To sear a piece of meat, heat a heavy bottomed skillet over medium-high heat until drops of water added to the skillet bounce around and immediately evaporate. Add a little bit of oil and swirl to coat the skillet evenly. Add the meat (you can season it with a bit of salt and pepper first)-it should start to sizzle immediately-if not, your pan is not hot enough.
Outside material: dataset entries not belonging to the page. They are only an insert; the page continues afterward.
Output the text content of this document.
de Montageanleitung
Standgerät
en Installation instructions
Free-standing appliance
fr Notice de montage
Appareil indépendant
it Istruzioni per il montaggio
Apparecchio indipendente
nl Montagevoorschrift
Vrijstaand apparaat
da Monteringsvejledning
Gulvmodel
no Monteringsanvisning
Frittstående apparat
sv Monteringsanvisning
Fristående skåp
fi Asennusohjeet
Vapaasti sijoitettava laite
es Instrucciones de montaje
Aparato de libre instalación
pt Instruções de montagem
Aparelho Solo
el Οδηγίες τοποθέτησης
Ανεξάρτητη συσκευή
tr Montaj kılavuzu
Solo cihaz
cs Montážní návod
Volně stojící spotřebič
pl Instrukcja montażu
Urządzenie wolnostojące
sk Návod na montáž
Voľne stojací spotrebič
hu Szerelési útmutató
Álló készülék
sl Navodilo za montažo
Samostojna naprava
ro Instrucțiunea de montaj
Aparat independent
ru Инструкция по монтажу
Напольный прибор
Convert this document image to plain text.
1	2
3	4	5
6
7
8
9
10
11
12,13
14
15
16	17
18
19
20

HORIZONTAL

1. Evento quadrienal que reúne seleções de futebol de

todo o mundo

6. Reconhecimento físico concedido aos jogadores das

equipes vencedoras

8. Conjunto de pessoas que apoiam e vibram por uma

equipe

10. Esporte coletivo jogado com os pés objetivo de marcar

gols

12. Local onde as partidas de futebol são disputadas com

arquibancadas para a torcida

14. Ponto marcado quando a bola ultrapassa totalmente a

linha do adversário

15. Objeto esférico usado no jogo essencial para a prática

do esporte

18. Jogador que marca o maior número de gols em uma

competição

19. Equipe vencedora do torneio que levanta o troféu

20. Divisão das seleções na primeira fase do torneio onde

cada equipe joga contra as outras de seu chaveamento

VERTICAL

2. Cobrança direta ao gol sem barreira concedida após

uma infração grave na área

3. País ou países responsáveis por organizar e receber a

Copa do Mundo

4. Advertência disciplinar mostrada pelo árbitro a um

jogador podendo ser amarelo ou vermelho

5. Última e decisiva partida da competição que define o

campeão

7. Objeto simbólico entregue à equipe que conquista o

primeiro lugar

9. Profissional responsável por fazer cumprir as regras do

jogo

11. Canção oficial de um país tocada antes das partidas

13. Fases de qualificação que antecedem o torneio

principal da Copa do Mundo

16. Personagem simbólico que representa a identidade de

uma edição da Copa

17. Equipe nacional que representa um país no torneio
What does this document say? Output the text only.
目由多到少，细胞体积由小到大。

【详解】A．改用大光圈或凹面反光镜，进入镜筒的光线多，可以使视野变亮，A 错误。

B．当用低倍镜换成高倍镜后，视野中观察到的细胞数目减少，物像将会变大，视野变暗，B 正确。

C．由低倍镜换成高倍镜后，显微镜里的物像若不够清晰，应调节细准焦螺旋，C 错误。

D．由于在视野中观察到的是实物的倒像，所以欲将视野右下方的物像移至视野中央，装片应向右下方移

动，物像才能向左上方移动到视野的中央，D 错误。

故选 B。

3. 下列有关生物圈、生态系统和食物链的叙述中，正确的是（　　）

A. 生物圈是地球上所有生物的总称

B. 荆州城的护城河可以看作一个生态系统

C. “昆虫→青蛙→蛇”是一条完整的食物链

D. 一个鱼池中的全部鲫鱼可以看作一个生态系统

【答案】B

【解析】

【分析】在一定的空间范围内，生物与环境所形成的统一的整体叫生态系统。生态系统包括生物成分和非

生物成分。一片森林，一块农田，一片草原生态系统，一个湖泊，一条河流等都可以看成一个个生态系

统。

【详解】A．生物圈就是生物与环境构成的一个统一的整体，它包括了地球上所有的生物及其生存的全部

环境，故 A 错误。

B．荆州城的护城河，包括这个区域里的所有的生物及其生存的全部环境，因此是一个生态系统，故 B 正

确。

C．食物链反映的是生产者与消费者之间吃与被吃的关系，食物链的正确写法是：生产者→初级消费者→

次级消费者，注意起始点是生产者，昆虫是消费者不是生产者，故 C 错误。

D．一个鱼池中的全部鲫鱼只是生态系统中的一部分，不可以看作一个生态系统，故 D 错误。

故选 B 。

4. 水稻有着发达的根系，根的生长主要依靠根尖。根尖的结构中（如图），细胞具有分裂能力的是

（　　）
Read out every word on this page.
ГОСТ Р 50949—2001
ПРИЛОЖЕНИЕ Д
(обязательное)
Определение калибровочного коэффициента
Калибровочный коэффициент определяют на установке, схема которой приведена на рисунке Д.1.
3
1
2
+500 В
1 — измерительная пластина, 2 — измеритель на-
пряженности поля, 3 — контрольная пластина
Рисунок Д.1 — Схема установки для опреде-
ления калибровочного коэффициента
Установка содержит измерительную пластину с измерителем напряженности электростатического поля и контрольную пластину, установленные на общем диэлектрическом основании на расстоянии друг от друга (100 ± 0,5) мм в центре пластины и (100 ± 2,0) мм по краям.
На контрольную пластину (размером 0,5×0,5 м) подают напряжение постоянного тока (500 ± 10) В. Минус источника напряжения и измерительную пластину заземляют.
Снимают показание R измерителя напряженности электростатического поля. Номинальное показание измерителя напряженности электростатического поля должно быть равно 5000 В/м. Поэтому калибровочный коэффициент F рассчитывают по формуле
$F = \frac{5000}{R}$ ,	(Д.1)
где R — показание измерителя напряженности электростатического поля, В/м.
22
Leave the meat in the pan for 3-4 minutes, sizzling away, until its stickiness releases and you can easily turn it over with a pair of tongs. When you turn it over, you should have a nice, golden brown crust on the meat; if not, leave it there a little longer until you do. Turn it over and do the repeat the process with the other side of the meat. The goal is to achieve a nice dark, golden brown crust without burning the meat. This is called the Maillard reaction- or the constant shifting of sugars and proteins in the meat in reaction to heat. It's where the inherent flavor of the meat is intensified.
At this point you can move it to the oven to finish cooking, or make a pan sauce with some liquid and other seasonings.
Shirley Corriher in her book Cookwise notes that acid inhibits the Maillard reaction. Thus, you will not achieve the nice browning from the sear if you marinate the meat in a mixture that contains a low ph. Best to add any acid later in the flavoring process.